Site icon Alomaliye.com Güncel Mevzuat, Muhasebe, Ekonomi, Vergi, SGK Haberleri

Dönem Sonu İşlemlerinde İki Sorun

Dönem Sonu İşlemleri

Talha APAK
Yeminli Mali Müşavir
Alomaliye.com Yayın Kurul Bşk.
t.apak@apakymm.com

I.GİRİŞ

Eskiden sadece yıl sonlarında gündeme gelen Dönem Sonu İşlemleri, şimdi ise her üç ayda bir Geçici Vergi beyan dönemlerinde de gündeme gelmiş bulunmaktadır. Ancak, teamül olarak Takvim Yılı sonu, dönem sonu olarak bilinir ve uygulanır. Buna bağlı işlemler de kapsamlı olarak yıl sonlarında gündeme gelir ve uygulanır.

Konu, genellikle meslek mensupları olan SMMM ve YMM leri ilgilendirmekle beraber, işletmelerin muhasebe sorumluları ve işletme sahiplerini de yakından ilgilendirmektedir.

Dönem sonu işlemleri özellikli, kapsamlı, detaylı ve işletmelere göre de sorunlu konular içermekte olup, uygulayıcılar arasında da farklı görüş ve uygulamalar ile karşılaşılmaktadır.

Bu yazımızda; dönem sonlarında yapılması gereken muhasebe kayıtları ve buna bağlı işlemleri anlatmak yerine, yıllardır farklı uygulama ve görüşler sonucu sorun olarak devam eden iki önemli konu olan kanunen kabul edilmeyen giderler ile kasa fazlalıkları ve ortakların çektiği paralara adat yöntemi ile faiz uygulaması işlemlerini inceleyeceğiz.

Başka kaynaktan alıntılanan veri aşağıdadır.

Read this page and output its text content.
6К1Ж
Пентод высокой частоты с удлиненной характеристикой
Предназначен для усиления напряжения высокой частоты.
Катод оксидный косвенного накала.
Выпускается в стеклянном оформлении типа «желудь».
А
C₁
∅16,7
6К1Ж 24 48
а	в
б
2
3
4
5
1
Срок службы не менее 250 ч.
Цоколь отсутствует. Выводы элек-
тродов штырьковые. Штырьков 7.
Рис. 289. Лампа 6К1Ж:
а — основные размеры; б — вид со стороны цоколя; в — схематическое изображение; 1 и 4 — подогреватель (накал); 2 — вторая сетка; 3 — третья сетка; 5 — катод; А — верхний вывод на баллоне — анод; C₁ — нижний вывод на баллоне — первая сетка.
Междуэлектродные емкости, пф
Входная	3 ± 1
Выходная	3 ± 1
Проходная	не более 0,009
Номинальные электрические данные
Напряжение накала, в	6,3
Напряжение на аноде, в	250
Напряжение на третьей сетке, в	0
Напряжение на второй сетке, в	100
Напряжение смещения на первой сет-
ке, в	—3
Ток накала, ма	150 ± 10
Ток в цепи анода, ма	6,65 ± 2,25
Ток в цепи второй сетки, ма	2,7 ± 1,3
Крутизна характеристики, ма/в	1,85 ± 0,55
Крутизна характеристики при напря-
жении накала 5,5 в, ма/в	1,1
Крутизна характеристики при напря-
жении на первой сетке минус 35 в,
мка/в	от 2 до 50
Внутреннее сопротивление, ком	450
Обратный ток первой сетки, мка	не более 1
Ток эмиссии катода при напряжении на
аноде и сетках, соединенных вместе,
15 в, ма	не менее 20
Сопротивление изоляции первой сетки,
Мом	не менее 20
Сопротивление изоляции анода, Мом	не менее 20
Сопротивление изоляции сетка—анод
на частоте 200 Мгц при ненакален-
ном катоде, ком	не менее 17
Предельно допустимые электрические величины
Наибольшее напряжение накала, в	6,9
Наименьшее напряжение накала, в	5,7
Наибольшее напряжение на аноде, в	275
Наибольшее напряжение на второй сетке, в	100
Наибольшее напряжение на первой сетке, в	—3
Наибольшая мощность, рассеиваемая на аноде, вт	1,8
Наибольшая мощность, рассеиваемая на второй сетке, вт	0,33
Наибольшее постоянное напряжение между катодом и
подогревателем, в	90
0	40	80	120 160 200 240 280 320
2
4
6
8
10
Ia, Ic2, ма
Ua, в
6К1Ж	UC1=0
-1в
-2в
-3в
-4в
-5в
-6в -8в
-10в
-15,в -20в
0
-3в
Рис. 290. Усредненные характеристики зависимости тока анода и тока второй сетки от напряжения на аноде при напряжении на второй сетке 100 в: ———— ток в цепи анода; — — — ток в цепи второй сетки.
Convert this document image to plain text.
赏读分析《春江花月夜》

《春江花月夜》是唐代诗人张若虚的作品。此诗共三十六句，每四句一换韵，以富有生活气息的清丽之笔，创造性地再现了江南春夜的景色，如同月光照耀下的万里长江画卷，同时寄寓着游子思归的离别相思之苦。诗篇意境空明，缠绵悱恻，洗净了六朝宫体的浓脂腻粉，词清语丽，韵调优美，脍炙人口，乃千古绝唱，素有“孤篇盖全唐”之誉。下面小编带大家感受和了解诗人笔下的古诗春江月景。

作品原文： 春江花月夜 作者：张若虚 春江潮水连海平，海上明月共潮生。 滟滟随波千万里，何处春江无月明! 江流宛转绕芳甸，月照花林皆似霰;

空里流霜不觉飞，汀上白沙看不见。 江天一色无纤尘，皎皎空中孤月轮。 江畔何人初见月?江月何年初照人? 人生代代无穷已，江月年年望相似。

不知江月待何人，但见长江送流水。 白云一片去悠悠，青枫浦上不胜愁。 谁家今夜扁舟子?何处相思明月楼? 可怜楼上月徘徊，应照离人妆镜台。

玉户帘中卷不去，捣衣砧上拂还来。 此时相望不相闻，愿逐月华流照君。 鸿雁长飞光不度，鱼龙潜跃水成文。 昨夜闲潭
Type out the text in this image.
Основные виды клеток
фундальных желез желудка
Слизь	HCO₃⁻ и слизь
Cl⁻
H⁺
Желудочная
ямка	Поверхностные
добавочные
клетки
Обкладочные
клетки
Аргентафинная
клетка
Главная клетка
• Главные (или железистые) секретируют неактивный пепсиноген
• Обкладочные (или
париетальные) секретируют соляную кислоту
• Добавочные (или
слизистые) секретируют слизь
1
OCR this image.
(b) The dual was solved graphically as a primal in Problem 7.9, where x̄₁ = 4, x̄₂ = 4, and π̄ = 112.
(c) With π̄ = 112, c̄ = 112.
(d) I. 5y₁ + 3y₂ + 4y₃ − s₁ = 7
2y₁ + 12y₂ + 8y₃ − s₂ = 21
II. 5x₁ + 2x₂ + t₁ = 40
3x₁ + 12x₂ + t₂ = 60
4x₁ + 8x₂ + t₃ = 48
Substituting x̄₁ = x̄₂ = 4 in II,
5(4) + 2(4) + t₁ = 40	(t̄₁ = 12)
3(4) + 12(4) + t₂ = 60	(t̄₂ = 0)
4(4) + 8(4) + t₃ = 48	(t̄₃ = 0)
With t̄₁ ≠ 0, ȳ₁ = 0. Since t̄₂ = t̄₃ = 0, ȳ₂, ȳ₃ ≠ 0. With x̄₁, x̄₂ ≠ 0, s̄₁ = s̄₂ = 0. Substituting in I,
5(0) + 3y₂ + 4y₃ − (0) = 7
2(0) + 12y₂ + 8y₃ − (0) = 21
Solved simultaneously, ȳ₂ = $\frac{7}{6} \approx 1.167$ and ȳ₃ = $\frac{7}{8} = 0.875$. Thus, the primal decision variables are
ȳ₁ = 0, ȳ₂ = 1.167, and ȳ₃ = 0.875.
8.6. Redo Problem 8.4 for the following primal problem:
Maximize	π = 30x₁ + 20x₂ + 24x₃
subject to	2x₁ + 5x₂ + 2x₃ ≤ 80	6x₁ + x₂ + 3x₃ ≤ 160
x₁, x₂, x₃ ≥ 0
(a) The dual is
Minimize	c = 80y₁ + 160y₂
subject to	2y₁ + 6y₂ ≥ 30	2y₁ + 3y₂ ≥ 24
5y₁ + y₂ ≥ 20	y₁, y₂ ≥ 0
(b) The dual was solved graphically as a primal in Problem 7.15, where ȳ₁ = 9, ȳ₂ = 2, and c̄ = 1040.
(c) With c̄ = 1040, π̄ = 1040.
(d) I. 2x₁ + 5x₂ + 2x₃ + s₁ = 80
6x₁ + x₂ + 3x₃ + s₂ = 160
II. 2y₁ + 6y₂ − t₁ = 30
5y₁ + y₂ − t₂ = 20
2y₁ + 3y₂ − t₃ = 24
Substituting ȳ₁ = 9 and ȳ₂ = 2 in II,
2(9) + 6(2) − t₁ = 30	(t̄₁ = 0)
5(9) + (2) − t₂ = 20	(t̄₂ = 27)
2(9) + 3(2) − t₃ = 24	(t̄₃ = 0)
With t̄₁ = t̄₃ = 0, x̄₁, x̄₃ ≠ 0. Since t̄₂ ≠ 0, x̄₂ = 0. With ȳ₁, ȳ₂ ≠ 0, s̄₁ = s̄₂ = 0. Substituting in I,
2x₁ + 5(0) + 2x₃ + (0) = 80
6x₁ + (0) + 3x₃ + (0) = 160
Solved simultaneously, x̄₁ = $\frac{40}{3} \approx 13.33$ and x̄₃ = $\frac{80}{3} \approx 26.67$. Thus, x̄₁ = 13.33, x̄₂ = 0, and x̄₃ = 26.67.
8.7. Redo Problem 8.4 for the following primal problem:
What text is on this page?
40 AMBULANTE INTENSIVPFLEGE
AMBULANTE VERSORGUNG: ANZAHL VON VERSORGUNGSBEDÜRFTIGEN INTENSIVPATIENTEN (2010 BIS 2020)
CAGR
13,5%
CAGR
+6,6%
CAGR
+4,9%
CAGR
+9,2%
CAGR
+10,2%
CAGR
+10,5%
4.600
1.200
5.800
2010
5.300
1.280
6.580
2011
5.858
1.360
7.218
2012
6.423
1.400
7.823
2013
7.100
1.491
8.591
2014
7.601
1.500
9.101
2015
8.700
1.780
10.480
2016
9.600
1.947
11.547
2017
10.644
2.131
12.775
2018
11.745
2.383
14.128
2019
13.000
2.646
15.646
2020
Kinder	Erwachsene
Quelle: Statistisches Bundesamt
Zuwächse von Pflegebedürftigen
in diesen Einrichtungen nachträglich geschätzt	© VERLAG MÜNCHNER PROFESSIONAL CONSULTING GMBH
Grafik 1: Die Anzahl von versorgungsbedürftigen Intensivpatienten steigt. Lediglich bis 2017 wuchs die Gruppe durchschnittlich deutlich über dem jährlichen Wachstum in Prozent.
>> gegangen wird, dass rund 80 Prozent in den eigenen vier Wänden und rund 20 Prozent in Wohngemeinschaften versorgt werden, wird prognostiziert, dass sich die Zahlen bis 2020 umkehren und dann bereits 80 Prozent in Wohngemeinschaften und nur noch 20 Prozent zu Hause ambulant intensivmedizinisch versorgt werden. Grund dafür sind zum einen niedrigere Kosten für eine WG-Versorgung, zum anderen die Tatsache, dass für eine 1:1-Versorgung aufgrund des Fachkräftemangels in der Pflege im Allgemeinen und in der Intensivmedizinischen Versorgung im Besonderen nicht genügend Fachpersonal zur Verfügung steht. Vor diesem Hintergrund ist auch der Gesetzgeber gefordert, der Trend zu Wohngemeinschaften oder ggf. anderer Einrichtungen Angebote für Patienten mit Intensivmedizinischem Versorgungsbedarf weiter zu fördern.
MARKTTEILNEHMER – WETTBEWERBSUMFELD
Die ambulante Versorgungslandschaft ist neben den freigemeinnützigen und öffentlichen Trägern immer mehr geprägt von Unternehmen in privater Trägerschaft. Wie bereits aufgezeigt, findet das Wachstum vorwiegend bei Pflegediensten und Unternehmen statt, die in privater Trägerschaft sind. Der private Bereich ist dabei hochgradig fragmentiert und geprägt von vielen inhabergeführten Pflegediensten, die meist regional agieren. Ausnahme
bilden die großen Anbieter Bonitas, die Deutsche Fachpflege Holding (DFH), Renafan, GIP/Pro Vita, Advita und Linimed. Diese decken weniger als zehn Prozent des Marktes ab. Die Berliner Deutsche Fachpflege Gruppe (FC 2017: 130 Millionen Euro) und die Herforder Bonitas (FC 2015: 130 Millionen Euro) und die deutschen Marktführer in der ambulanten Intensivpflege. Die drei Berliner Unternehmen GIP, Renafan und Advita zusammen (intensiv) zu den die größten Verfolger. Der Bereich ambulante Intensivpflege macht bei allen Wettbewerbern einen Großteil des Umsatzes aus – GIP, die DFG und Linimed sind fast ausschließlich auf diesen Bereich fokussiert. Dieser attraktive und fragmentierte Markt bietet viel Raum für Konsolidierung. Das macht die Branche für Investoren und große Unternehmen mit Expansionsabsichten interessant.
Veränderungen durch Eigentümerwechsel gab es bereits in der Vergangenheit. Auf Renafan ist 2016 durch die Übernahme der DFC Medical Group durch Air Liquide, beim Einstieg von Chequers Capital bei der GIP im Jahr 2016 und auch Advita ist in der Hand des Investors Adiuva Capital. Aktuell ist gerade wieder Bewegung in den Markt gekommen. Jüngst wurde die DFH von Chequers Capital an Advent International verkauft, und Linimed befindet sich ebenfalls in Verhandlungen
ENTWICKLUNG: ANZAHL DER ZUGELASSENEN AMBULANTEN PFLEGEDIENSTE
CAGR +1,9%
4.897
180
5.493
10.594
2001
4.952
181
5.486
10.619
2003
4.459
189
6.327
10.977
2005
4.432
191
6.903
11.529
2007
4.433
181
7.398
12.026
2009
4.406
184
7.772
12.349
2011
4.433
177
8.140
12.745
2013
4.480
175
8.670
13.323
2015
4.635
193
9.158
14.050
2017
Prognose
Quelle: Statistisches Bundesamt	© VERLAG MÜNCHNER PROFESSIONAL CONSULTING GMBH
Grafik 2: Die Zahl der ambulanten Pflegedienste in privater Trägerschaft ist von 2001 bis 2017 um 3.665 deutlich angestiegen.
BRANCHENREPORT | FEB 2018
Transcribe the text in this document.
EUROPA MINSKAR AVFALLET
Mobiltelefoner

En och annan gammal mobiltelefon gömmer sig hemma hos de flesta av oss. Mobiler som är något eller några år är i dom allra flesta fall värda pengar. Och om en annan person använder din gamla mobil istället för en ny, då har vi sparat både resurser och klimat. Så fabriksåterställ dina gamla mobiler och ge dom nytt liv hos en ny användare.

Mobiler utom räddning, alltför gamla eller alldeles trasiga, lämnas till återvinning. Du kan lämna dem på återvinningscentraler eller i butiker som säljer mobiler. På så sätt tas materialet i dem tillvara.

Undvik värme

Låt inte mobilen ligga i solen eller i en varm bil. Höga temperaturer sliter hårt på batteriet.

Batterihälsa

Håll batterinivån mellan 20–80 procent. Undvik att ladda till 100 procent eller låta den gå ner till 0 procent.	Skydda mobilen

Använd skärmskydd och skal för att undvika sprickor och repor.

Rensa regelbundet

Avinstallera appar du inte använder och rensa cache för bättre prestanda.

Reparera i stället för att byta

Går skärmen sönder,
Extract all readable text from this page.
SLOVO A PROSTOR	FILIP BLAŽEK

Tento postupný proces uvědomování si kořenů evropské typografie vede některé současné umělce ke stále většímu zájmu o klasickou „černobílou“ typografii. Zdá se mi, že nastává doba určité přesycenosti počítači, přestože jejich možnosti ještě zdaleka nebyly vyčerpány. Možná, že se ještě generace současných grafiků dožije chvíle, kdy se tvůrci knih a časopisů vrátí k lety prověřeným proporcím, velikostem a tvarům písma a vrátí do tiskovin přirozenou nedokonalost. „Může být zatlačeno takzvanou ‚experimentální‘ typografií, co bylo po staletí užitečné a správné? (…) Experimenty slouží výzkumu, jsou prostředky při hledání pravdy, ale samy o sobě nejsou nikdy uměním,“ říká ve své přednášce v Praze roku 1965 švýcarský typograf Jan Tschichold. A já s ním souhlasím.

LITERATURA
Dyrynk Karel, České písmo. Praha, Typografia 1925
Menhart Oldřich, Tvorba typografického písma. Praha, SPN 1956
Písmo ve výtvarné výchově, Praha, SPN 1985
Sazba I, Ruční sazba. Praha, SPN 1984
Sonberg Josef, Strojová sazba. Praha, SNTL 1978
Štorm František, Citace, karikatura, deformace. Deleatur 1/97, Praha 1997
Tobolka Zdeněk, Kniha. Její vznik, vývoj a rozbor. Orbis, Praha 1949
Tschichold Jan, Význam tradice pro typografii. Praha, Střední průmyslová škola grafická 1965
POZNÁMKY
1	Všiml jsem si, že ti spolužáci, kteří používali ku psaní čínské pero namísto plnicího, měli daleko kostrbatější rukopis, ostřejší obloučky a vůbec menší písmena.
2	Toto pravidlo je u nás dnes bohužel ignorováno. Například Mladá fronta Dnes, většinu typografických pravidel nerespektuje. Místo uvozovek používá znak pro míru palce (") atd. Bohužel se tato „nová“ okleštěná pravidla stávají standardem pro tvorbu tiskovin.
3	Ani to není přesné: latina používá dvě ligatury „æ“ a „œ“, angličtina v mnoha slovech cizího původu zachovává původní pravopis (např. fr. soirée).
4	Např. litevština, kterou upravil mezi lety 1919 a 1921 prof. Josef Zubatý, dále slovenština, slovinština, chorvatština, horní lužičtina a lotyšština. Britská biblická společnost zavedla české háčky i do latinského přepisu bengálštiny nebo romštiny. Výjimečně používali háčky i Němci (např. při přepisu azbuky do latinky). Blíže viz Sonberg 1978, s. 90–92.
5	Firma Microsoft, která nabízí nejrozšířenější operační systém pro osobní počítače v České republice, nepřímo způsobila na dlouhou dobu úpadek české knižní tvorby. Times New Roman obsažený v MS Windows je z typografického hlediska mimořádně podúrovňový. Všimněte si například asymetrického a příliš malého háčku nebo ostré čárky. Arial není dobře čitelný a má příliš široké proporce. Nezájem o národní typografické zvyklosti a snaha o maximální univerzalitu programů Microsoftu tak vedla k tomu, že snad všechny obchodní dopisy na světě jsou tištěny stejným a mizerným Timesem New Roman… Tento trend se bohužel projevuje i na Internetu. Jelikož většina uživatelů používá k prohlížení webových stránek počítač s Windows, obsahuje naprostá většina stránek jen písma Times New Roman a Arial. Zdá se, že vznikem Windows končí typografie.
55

  1. DÖNEM SONLARINDA SORUN OLAN İKİ KONU
  2. Kanunen Kabul Edilmeyen Giderler:

Kanunen kabul edilmeyen gider kavramı mali kâr ile ticari kâr arasındaki farklılığı ortaya koymaktadır. Bazı harcamaların ticari kazancın elde edilmesi ve sürdürülmesi için yapılıp yapılmadığı çoğu kez yoruma ihtiyaç göstermektedir. Farklı yorum ve tartışmaları önlemek bakımından kanun koyucu hangi giderlerin kabul edilen (GVK-Md.40) hangilerinin kabul edilmeyen gider (GVK-Md.41) olduğu konusuna açıklık getirmiş olmasına rağmen pek çok konu ve olay, halen tartışılmaktadır.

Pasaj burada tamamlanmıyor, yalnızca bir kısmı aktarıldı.